Há muito tempo tem sido discutida a importância de uma due diligence imobiliária durante o processo de aquisição de imóveis. Isso porque fraudes contra credores e fraudes à execução têm sido prática comum de devedores que querem esquivar-se do pagamento de dívidas, o que é terminantemente proibido pela legislação.

Para quem não está familiarizado com o termo, explico: due diligence imobiliária nada mais é do que uma espécie de "auditoria", para análise de legalidade e regularidade na compra de imóveis. É por meio dela que podemos encontrar passivos ou pendências relativas ao imóvel, que podem apresentar risco à compra ou à finalidade que se pretende com a aquisição.

Por que ela é tão importante? A due diligence é uma forma do comprador se resguardar de que tomou todas as cautelas possíveis quando da aquisição do patrimônio do outro, certificando-se de que o vendedor não é devedor e não intenciona se desfazer do patrimônio para evitar o pagamento a credores. Este ônus (de diligenciar sobre o imóvel) é imposto pela própria lei, quando dispõe que podem ser anulados ("desfeitos") os negócios realizados de forma fraudulenta, ou seja, prejudicando o adquirente, ainda que de boa-fé, por lição dos artigos 159, 161 e 171 do Código Civil [1] (fraude contra credores), bem como artigo 792, do Código de Processo Civil [2] (fraude à execução).

Dentre outras legislações e súmulas sobre o tema, a presunção de fraude foi sedimentada pela Lei Complementar nº 118/2005 [3], que alterou o artigo 185, Código Tributário Nacional, para dispor que basta a inscrição do devedor em dívida ativa com a Fazenda Pública, para que seja caracterizada a fraude.

De todos os procedimentos atinentes à Due Diligence, cuja análise de inúmeros documentos e certidões, tanto referente a imóveis, quanto referente a pessoa do vendedor, já implicam demasiado ônus ao adquirente — que não pode confiar apenas no que consta na matrícula do imóvel — a jurisprudência aponta para mais um ponto de atenção.

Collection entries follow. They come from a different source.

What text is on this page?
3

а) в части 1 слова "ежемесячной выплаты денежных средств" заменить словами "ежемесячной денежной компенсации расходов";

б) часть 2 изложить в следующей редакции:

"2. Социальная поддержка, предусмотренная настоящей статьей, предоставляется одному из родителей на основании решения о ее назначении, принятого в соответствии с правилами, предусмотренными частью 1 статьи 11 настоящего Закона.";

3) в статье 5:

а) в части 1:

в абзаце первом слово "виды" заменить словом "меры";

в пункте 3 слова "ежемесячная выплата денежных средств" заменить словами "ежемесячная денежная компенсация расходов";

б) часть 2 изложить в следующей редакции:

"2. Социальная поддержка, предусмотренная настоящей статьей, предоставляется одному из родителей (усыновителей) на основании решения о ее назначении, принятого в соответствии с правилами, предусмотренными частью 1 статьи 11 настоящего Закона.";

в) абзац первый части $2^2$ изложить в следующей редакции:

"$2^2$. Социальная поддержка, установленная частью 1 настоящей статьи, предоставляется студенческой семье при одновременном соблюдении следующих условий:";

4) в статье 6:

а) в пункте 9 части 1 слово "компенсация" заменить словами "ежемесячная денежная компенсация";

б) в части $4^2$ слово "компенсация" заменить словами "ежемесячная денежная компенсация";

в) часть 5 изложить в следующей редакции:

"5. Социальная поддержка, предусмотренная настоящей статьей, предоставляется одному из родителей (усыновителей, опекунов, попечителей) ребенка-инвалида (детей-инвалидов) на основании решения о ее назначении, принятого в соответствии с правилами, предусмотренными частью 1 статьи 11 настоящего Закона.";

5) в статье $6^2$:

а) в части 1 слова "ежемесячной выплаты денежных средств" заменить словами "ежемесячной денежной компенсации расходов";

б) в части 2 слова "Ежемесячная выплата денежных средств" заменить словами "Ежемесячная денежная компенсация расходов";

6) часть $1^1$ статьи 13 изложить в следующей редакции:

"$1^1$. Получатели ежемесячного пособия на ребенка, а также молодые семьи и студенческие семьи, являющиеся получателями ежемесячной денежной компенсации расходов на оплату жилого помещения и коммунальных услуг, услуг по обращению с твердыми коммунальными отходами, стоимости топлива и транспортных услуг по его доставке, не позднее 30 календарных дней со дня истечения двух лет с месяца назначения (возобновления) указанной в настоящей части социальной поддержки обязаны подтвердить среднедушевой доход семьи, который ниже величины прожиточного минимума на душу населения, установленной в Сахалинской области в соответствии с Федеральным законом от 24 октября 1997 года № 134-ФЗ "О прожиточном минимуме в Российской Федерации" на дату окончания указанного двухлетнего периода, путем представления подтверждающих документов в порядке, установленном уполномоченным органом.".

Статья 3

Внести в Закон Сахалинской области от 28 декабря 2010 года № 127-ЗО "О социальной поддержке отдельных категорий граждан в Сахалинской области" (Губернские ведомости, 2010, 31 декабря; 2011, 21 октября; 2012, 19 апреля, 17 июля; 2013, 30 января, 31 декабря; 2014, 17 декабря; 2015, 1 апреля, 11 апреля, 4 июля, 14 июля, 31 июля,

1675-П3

Em recente julgado (AgInt no Recurso Especial nº 1.820.873 — RS, de 23/5/2023), o STJ consolidou o entendimento de que mesmo em casos de alienações sucessivas do imóvel, pode ser declarada a fraude e anulado o negócio jurídico, se a primeira compra e venda já estiver sido maculada.

Isso quer dizer, basicamente, que se você pretende adquirir um imóvel, é melhor se certificar de que inclusive os antigos proprietários não possuíam dívidas quando da alienação ao proprietário atual. Este entendimento é aplicado em caso de dívidas com a Fazenda Pública por decorrência do artigo 185, Código Tributário Nacional. De toda forma, uma boa conferência nas demais dívidas e passivos, nunca é demais.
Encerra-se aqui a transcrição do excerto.